Il y a des destins qui semblent tracer leur propre route. Célia Géry est née le 4 janvier 2006 à Talencieux, un village d’Ardèche où les chemins vallonnés sont une école naturelle. C’est là, à 8 ans, qu’elle enfourche un vélo pour la première fois au club local de l’AS Péaugres. Pas pour faire joli. Pour s’éclater dans la boue du cyclo-cross et dévaler les sentiers de VTT qui serpentent autour de chez elle. Le décor est planté.
La suite ? Une ascension fulgurante dans le cyclisme. En 2023, Célia Géry s’impose comme l’une des juniors les plus titrées de sa génération : championne d’Europe de cyclo-cross à Pontchâteau, puis championne du monde à Hoogerheide, aux Pays-Bas. Deux couronnes mondiales en une saison — dont le relais mixte —, à 17 ans à peine. La machine est lancée.
En juin 2024, l’équipe World Tour FDJ-Suez frappe à sa porte. Célia Géry signe un contrat professionnel et passe un cap. Timide hors-selle — « une lionne sur le vélo », glisse son ancienne entraîneuse Camille Chancrin — elle joue d’abord le rôle d’équipière. Mais en fin de saison 2025, elle explose au grand jour. Au Tour de l’Avenir Féminin, Célia Géry remporte trois étapes et le classement de la meilleure grimpeuse. Puis au Rwanda, à Kigali, elle décroche le titre mondial espoirs sur route — première de l’histoire dans cette catégorie nouvellement créée par l’UCI. Avec sang-froid, au bout du suspense.
Le 11 janvier 2026, à Troyes, elle boucle la boucle : championne de France élites de cyclo-cross, doublée du titre espoirs dans la même journée.

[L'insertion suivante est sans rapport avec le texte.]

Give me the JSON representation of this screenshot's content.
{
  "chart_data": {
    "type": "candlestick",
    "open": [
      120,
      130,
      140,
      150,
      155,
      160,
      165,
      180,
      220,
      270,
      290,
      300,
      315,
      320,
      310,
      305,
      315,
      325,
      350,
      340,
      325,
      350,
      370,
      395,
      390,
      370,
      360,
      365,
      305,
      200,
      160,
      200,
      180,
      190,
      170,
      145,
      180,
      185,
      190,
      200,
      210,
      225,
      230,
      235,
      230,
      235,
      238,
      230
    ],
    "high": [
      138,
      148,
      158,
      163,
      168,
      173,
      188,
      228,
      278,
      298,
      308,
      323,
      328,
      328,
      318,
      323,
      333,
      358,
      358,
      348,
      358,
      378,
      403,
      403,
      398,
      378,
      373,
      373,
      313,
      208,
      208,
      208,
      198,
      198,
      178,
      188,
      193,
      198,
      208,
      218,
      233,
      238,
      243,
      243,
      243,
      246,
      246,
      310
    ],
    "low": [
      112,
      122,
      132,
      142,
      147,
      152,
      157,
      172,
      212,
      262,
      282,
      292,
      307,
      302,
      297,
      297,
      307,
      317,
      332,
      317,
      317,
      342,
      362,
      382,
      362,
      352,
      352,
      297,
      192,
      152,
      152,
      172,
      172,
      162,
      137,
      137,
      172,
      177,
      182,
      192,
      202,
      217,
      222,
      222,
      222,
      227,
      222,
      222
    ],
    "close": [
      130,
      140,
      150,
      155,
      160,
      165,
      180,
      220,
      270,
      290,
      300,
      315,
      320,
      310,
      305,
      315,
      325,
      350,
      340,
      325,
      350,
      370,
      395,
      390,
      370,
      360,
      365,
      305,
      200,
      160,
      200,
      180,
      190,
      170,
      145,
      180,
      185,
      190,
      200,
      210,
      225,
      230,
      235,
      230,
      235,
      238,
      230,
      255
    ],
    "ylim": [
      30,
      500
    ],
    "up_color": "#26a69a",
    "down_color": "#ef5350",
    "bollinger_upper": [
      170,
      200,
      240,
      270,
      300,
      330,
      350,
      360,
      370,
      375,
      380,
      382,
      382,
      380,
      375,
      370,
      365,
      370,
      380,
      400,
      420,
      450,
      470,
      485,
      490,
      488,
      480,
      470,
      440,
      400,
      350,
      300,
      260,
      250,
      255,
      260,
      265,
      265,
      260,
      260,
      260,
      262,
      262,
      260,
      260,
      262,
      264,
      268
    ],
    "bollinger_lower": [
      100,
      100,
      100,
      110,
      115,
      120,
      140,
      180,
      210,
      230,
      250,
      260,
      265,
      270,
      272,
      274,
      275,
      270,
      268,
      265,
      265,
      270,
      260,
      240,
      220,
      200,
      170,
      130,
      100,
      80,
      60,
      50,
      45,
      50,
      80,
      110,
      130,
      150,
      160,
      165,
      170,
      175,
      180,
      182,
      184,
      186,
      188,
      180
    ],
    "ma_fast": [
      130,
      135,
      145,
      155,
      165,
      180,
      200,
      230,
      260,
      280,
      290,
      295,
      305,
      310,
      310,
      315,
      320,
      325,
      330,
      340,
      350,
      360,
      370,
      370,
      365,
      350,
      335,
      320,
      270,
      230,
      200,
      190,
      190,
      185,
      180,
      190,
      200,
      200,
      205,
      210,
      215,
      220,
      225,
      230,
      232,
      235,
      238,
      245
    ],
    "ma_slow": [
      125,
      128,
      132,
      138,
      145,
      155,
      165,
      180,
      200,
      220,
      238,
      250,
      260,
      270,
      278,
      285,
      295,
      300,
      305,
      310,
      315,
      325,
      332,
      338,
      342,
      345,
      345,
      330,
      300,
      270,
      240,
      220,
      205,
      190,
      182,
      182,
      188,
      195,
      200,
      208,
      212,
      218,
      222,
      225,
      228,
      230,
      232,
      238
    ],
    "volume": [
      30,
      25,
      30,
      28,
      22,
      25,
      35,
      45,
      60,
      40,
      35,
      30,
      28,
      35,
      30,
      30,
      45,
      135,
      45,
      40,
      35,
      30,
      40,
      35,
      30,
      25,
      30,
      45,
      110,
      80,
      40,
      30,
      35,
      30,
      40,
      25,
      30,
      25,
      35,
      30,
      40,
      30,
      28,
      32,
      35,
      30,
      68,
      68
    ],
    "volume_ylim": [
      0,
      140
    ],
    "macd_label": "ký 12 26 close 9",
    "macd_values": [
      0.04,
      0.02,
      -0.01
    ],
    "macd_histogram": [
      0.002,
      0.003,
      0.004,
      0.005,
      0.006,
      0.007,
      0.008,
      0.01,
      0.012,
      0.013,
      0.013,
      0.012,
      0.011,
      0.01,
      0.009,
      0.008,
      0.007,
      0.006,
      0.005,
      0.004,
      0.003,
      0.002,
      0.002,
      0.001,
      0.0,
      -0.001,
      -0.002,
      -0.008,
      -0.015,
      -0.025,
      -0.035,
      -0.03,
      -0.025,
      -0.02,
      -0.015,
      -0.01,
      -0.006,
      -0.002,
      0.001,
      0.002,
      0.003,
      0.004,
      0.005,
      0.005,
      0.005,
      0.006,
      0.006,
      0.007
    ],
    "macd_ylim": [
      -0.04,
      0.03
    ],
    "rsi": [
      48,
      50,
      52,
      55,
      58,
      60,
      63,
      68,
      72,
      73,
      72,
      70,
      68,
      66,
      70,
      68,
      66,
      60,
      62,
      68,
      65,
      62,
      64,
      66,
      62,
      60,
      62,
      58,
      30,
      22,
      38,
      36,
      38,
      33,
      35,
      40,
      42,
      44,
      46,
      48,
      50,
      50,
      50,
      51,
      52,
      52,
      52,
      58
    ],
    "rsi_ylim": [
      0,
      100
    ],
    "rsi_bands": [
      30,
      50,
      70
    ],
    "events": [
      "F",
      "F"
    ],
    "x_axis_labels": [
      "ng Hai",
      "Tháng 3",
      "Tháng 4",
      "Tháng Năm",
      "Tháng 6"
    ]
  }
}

Face à la grande favorite Amandine Fouquenet, elle fait la différence au pilotage, avec 33 secondes d’avance et une lucidité qui glace. « J’ai su m’étonner moi-même », admet-elle, avec cette humilité qui la caractérise.
Polyvalente sur route comme dans la boue, puissante en montagne, précise en technique : Célia Géry coche toutes les cases des grandes. On pense déjà à Pauline Ferrand-Prévot, autre phénomène tricolore capable de régner sur plusieurs disciplines. Elle, elle regarde vers 2028 — les JO de Los Angeles. Mais peut-être la retrouvera-ton sur le Tour de France Femmes 2026, à partir du 1er août prochain ? Sa directrice, Marion Rousse, semble en tout cas le souhaiter…
Avec l’Ardèche dans les pattes et un palmarès déjà hors normes, Miss Géry n’a pas fini de nous surprendre.